The U.S. Copyright Office last week extended the deadline to submit comments in its inquiry into artificial intelligence, “To ensure that members of the public have sufficient time to prepare fulsome responses to the Office’s questions.” Respondents will now have until the stroke of Halloween to get their comments in, 12 days later than the original deadline. But while U.S. regulators and Congress deliberate, a group of deputies in France’s National Assembly (parliament) this month introduced an AI copyright proposal that could serve as an object lesson in just how difficult it will be to design a coherent and workable copyright regime for the new technology.
I don’t speak French, so I am unable to read the original bill. But according to a very helpful and seemingly thorough English-language summary posted on LinkedIn by Irish attorney and former head of CISAC’s Copyright and Artificial Intelligence Working Group, Barry Scannell (well worth the click to read the very lengthy discussion in the comments), it is much more specific as to licensing and rights management than the more general risk-based framework in the European Union AI Act.
The bill includes four titled sections. Article 1 would require a license or express authorization by authors or rightsholders for the inclusion and exploitation of copyrighted works in and by AI software, which presumably would include their use in training generative AI models. That tracks closely with what authors and rights owners in the U.S. and Europe and been demanding since the introduction of ChapGPT last year (although Scannell points out it could potentially conflict with the EU’s existing copyright exemptions for text and data mining).

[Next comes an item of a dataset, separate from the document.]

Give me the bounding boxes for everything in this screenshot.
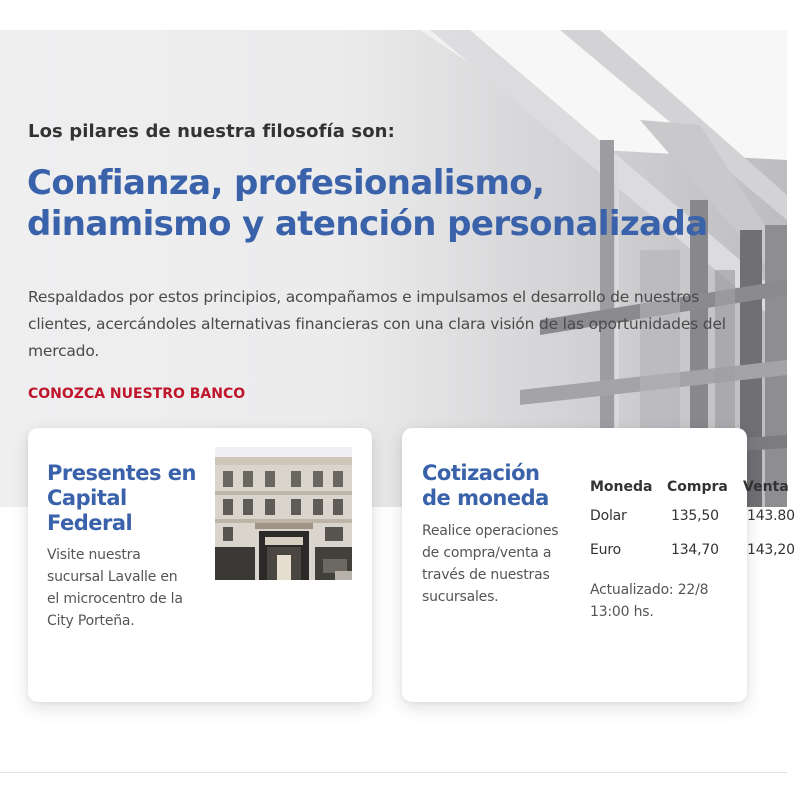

Article 2 would establish that the only persons or entities that can claim the copyright in an AI-generated work are the authors or rightsholders whose works were “instrumental” in producing the generated work. That would diverge from current U.S. law, which does not recognize any copyright in works produced by a machine.
The French bill further proposes that existing author’s societies and other collective management organizations be relied on to manage those rights and remunerate the appropriate parties. But as discussed here in previous posts, identifying which works were “instrumental,” and in what measure, to producing an AI-generated output is effectively impossible in the case of transformer-based foundation models like GPT, which ingest billions of individual works in constructing their models.
It also misconstrues how generative AI models actually work. As Scannell notes, such systems “don’t typically draw from particular copyright works to create outputs – but rather a latent space mathematical representation of concepts of that work.”
Article 3 would require explicit disclosure of any AI involvement in producing a work, including the names of the authors whose work “inspired” the new creation. How those sources of inspiration would be identified apparently is not specified.
The final article would establish a system of taxation on works derived from untraceable sources that would be used to benefit the relevant rights organization — which sounds like a recipe to create the biggest “black box” in the history of collective management.
My grasp of French politics is even less sure than my grasp of the language, so I won’t hazard a guess as to whether the proposed law will go anywhere. But its introduction certainly reflects the greater urgency with which governments in Europe are moving to regulate AI than the U.S. government has thus far managed to muster. It also reflects the strong droit du auteur orientation of French copyright law, which sets it apart from the more instrumental approach in Anglo-American law.
If something like the French proposal were to be adopted by the broader European Union it could establish a regulatory framework that U.S. based AI companies would be bound to follow regardless of what the U.S. government ultimately does, much as the EU’s General Data Protection Regulation (GDPR) did for how social media platforms must handle users’ personal data.
What the French proposal shares with much of the debate around AI and copyright in the U.S. is the dubious premise that generative AI is simply another, albeit more sophisticated technology for the reproduction and distribution of copyrighted works, and that the same lattice of exclusive rights of authors can be applied. It also would seem to share the same blithe assumptions often heard here that existing collective management systems and organizations are up to the task, or could be brought up to the task, of collecting and equitably distributing royalties or license fees on the scale that would be required.
None of those assumptions really answer the challenges posed by generative AI. Nor are those answers likely to be found within existing copyright law, no matter how rigorously applied.
At bottom, copyright law operates as a form of technology regulation. It regulates the means and market mechanisms by which the fruits of human creativity are rendered perceptible, either directly or at a distance, and reserves the right to authorize the use of those mechanisms exclusively to authors.
Generative AI models clearly derive value from the training material they ingest, which is manifest in their output. But they do not derive that value by directly performing any of the operations regulated by copyright law. In that sense, generative AI models represent a kind of market failure. They extract value from the work of others, but copyright offers no ready model by which markets could put a rational price on that value.
Another model is needed. C’est la vie.